Understanding the Forces
* Gravity (Weight): The block experiences a downward force due to gravity, which we call its weight (mg, where 'm' is the mass and 'g' is the acceleration due to gravity).
* Normal Force: The inclined plane pushes back on the block perpendicular to the surface, creating a normal force.
* Tension: The string pulls on the block, creating tension.
Free Body Diagram
Draw a free body diagram of the block. This is a visual representation of all the forces acting on the block.
* Draw the block on the inclined plane.
* Draw an arrow pointing straight down from the block to represent the force of gravity (mg).
* Draw an arrow perpendicular to the inclined plane, pointing away from the block, to represent the normal force (N).
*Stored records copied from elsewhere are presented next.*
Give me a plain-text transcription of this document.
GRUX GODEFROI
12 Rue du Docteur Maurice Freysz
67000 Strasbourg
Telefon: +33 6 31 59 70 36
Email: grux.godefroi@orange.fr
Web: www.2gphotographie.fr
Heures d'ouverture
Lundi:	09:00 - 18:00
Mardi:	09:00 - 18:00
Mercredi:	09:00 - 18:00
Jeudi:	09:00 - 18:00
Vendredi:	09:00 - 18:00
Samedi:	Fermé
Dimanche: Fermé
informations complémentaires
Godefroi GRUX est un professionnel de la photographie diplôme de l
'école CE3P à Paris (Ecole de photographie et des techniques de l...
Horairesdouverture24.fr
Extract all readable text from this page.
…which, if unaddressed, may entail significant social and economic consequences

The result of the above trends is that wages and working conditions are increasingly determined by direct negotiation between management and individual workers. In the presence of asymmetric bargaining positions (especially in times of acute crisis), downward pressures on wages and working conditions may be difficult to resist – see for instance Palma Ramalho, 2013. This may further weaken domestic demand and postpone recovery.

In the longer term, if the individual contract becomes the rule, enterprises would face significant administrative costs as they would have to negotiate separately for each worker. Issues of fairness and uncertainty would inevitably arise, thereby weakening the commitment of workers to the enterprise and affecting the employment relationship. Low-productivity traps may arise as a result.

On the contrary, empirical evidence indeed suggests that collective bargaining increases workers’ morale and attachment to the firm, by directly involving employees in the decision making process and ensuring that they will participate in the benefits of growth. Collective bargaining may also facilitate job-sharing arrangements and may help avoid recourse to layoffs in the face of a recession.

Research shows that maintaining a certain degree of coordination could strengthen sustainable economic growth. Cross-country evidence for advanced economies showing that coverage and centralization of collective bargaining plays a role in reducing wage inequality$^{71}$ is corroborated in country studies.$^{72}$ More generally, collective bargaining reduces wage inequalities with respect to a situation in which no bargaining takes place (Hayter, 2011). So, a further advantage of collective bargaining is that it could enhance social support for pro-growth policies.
* Draw an arrow parallel to the inclined plane, pointing upwards, to represent the tension force (T).
Resolving Forces
Since the block is motionless (in equilibrium), the forces must balance. We need to resolve the forces into components parallel and perpendicular to the inclined plane:
* Parallel to the Inclined Plane:
* Gravity has a component parallel to the plane: mg * sin(theta), where theta is the angle of the incline.
* Tension acts directly in this direction.
* Perpendicular to the Inclined Plane:
* Gravity has a component perpendicular to the plane: mg * cos(theta).
* The normal force balances this component.
Applying Newton's Laws
* Newton's First Law: An object at rest will stay at rest unless acted upon by a net force. Since the block is motionless, the net force acting on it in both directions (parallel and perpendicular to the plane) must be zero.
* Parallel to the Plane: The forces are tension (T) upwards and the component of gravity downwards (mg * sin(theta)). Since these must balance:
* T = mg * sin(theta)
Conclusion
The magnitude of the tension in the string is equal to the component of the block's weight that is acting parallel to the inclined plane. This can be calculated as:
T = mg * sin(theta)
Where:
* T is the tension in the string
* m is the mass of the block
* g is the acceleration due to gravity (approximately 9.8 m/s²)
* theta is the angle of the incline